Professor & Department Chair, Department of Life Sciences Communication
Dominique Brossard is professor and chair in the Department of Life Sciences Communication at the University of Wisconsin-Madison and an affiliate of the UW-Madison Robert & Jean Holtz Center for Science and Technology Studies, the UW-Madison Center for Global Studies, and the Morgridge Institute for Research. Her teaching responsibilities include courses in strategic communication theory and research, with a focus on science and risk communication. A fellow of the American Association for the Advancement of Science, Brossard is an internationally known expert in public opinion dynamics related to controversial scientific issues. She is particularly interested in understanding the role of values in shaping public attitudes and using cross-cultural analysis to understand these processes. She has published numerous research articles in outlets such as Science, Science Communication, the International Journal of Public Opinion, Public Understanding of Science, and Communication Research and has worked on reports for the National Academy of Sciences Engineering and Medicine on various occasions, one of the most recent ones on GE crops.
Todd P. Newman
Assistant Professor, Department of Life Sciences Communication
Todd P. Newman is an assistant professor in the Department of Life Sciences Communication at the University of Wisconsin-Madison.
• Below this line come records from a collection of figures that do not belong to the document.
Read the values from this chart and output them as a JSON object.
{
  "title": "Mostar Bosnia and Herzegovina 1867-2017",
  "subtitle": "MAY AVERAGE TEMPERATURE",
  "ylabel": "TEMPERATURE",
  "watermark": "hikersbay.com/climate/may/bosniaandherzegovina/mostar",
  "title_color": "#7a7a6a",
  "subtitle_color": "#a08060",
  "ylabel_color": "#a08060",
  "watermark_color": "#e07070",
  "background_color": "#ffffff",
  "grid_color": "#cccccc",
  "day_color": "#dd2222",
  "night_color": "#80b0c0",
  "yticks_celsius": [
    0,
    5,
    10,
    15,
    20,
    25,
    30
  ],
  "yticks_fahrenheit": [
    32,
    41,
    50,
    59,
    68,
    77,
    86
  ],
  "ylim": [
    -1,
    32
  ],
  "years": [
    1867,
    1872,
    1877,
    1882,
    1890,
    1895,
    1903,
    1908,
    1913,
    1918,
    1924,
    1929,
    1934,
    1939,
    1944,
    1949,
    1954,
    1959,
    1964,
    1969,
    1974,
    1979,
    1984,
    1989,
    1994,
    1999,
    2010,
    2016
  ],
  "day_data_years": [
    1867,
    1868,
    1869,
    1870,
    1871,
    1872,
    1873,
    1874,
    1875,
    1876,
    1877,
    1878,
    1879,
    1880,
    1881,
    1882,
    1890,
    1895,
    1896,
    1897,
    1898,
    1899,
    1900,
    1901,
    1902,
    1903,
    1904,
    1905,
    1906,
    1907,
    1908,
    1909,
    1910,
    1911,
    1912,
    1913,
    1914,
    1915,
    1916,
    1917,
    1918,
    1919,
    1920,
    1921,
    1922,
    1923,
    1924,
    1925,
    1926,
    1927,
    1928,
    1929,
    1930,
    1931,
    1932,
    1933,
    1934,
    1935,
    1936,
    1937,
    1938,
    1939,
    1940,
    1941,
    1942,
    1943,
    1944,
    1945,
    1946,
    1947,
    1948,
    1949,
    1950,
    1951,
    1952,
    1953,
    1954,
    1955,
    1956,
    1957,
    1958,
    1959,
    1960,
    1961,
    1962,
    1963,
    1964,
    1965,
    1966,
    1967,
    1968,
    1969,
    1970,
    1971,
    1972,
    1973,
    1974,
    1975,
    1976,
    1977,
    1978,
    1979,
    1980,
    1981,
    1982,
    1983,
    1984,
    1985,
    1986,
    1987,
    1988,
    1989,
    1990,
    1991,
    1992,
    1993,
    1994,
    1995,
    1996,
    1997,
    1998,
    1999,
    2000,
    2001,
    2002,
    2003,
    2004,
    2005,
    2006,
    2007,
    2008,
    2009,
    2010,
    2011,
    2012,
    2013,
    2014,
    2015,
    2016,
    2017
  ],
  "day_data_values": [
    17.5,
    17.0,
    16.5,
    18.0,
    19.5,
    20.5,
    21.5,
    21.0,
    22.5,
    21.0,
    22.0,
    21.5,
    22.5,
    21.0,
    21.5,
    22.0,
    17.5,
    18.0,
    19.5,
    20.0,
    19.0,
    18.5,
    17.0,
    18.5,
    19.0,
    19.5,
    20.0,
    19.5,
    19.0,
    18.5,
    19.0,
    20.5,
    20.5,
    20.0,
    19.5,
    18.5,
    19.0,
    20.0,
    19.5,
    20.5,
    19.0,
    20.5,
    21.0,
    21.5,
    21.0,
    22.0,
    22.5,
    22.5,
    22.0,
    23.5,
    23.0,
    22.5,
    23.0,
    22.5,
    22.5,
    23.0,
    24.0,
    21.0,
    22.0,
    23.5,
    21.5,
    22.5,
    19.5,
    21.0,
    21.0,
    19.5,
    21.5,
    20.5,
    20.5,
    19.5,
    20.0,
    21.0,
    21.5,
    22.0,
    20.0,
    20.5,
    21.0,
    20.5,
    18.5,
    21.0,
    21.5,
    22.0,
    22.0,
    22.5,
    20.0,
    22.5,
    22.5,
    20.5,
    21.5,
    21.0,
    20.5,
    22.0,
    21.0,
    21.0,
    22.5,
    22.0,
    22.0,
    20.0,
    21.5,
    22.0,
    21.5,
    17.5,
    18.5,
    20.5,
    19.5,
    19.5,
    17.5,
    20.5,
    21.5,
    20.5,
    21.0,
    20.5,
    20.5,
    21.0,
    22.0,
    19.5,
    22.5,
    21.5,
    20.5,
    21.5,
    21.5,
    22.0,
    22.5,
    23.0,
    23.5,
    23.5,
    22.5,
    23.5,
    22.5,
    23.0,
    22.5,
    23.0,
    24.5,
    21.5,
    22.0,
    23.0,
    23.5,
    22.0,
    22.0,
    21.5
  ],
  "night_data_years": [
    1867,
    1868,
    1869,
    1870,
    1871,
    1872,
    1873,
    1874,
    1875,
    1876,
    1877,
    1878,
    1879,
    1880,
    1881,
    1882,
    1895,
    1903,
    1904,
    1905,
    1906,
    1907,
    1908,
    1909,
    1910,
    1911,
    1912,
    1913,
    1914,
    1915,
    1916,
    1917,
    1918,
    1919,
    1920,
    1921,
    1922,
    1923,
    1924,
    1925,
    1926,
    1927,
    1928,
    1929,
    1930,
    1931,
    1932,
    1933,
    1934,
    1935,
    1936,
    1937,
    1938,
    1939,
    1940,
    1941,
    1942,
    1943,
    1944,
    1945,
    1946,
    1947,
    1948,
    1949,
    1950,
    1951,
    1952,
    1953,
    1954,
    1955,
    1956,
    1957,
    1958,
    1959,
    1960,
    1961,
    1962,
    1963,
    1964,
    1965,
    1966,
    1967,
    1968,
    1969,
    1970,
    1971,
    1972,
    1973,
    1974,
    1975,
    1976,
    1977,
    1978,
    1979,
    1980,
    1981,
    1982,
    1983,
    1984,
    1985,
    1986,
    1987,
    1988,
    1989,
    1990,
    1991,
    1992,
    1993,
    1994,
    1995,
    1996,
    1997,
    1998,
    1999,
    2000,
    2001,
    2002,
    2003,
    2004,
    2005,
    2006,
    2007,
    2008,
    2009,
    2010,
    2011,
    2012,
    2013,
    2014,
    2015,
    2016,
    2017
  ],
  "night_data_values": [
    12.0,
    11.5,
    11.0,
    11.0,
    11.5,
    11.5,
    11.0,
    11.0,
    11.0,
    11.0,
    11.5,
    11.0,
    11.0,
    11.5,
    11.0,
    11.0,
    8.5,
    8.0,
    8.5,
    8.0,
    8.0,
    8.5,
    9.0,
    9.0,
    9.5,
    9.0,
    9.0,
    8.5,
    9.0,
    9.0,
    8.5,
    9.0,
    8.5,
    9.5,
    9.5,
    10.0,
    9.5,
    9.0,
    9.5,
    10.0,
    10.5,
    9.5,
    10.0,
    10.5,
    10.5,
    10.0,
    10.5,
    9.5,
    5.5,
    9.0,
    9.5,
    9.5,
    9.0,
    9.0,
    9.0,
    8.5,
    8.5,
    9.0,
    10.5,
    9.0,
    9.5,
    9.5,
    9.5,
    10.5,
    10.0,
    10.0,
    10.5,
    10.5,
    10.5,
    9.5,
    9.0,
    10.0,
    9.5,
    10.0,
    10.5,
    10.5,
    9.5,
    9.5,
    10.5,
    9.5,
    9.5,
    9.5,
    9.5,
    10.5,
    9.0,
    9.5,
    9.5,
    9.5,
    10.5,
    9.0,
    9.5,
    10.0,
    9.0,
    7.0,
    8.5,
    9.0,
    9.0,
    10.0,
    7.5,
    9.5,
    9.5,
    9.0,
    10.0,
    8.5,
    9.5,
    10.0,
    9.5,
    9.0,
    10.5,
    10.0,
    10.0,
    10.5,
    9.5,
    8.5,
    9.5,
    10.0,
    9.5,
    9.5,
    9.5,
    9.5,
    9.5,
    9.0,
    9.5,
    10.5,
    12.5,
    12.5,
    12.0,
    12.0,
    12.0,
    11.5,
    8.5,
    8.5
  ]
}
His teaching responsibilities include courses in strategic communication and marketing communication. Newman’s research focuses on the intersection between science and society. Specifically, he is interested in the role of the media in shaping public perceptions of science, as well as the public engagement activities of scientists. This includes recent work developing innovative methods for evaluating science communication training programs. Newman received his Ph.D. in Communication at American University, and previously served as a postdoctoral research associate at the Alan Alda Center for Communicating Science at Stony Brook University.
Dietram A. Scheufele
John E. Ross Chaired Professor, Department of Life Sciences Communication
Dietram A. Scheufele is the John E. Ross Professor in Science Communication and Vilas Distinguished Achievement Professor at the University of Wisconsin-Madison and in the Morgridge Institute for Research. Since 2013, he’s also held an Honorary Professorship at the Dresden University of Technology in Germany. Scheufele’s research deals with the public and political interfaces of emerging science. He is a fellow of the American Association for the Advancement of Science and the Wisconsin Academy of Sciences, Arts & Letters, and a member of the German National Academy of Science and Engineering. He currently serves on the National Academies of Sciences, Engineering, and Medicine’s Board on Health Sciences Policy and the Division on Earth and Life Studies (DELS) Advisory Committee. In the past, Scheufele has been a tenured faculty member at Cornell University, a Shorenstein fellow at Harvard University, and a Visiting Scholar at the Annenberg Public Policy Center of the University of Pennsylvania. His consulting experience includes work for the Public Broadcasting System, the World Health Organization, and the World Bank.
Michael A. Xenos
Professor, Department of Communication Arts
Michael Xenos conducts research and teaches courses on the effects of digital media on political engagement and public deliberation. His primary focus is on the extent to which the internet and social media may help individuals learn about political issues, form opinions, and participate in politics. He is also interested in the ways that political candidates, journalists, and other political actors adapt to changes in information and communication technologies, and how these adaptations affect broader dynamics of political communication and public deliberation.
Emily Howell, Ph.D
Civic Science Postdoctoral Fellow
Department of Life Sciences Communication
Emily Howell is a postdoctoral fellow in the Department of Life Sciences Communication at the University of Wisconsin-Madison. Her work focuses on how to communication controversial and policy-relevant science and technology issues, such as fracking, human genome editing, and artificial intelligence. In particular, she is interested in how to increase communication and engagement across stakeholders with diverse experiences and opinions on important issues in science and society.